I think the mental picture comes from the fact that we’re used to things being in lock-step from single threaded material. So when I read that the first time, that’s how my brain read it - one statement after another and very orderly. Took me a minute to think of a scenario, too.
This deadlock should never happen if thread-2
sets condition=true
before calling signal. In this case while(!condition) c.wait(&m)
in thread-1
never calls wait
.
The same std/Thread/Condion.zig
has a working example that is not supposed to deadlock:
But the code from doc comment didn’t show any such condition.

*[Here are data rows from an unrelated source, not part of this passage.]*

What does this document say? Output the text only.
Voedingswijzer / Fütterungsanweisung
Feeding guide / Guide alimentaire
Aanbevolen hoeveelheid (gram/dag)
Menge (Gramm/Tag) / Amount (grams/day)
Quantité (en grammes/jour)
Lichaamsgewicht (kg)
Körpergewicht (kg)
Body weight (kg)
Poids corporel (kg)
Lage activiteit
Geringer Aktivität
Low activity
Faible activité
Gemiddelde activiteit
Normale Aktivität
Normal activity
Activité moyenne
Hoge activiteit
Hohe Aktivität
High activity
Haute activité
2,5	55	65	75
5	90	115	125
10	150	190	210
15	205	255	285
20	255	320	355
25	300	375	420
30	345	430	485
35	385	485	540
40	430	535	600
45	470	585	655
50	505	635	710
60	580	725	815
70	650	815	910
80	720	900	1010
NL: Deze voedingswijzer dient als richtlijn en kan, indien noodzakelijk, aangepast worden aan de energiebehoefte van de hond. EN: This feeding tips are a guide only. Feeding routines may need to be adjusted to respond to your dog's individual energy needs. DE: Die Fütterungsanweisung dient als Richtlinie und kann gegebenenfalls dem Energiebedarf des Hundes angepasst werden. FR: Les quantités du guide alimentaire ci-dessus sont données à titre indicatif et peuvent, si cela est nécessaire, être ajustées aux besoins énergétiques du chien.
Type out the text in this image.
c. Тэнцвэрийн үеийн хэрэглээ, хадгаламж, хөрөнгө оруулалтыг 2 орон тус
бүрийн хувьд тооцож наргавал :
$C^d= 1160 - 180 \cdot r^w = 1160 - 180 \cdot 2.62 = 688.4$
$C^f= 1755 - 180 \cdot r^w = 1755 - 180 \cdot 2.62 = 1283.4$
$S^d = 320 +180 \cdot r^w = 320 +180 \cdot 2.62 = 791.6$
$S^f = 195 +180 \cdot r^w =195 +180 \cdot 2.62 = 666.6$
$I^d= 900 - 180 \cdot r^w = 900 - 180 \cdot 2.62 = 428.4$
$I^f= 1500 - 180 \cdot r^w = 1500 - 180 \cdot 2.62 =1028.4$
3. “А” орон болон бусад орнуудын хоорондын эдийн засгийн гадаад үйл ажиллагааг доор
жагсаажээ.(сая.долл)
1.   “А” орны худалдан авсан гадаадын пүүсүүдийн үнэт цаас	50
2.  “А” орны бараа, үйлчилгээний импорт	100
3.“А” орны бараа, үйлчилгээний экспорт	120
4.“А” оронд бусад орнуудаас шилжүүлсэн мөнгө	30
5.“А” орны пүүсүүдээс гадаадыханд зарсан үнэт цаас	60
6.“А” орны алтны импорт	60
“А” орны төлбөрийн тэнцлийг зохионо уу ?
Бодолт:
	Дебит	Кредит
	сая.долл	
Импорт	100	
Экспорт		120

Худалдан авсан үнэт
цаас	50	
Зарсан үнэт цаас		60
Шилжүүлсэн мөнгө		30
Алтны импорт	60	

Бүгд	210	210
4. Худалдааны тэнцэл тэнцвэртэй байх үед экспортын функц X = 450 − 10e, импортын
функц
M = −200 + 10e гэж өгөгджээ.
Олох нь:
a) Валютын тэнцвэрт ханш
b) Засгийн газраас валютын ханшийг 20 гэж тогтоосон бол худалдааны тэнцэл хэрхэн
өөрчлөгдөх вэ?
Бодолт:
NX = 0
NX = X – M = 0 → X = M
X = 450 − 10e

And even if it did, there is no guarantee that there is a global order between memory reads and writes. We could still have the following case:
- thread2 sets
condition=true
, and sends it to main memory - thread2 calls signal
- thread1 locks the mutex
- thread1 reads
condition=false
from main memory (or from one of its caches) condition=true
reaches main memory- thread1 waits (forever)
I think the mutex.lock();
should come before predicate=true;
so that thread1
while-loop sees consistent predicate
value.
Yeah, either that or it could use Unordered
atomic reads/writes for the predicate.
Though I think for bools it isn’t actually necessary.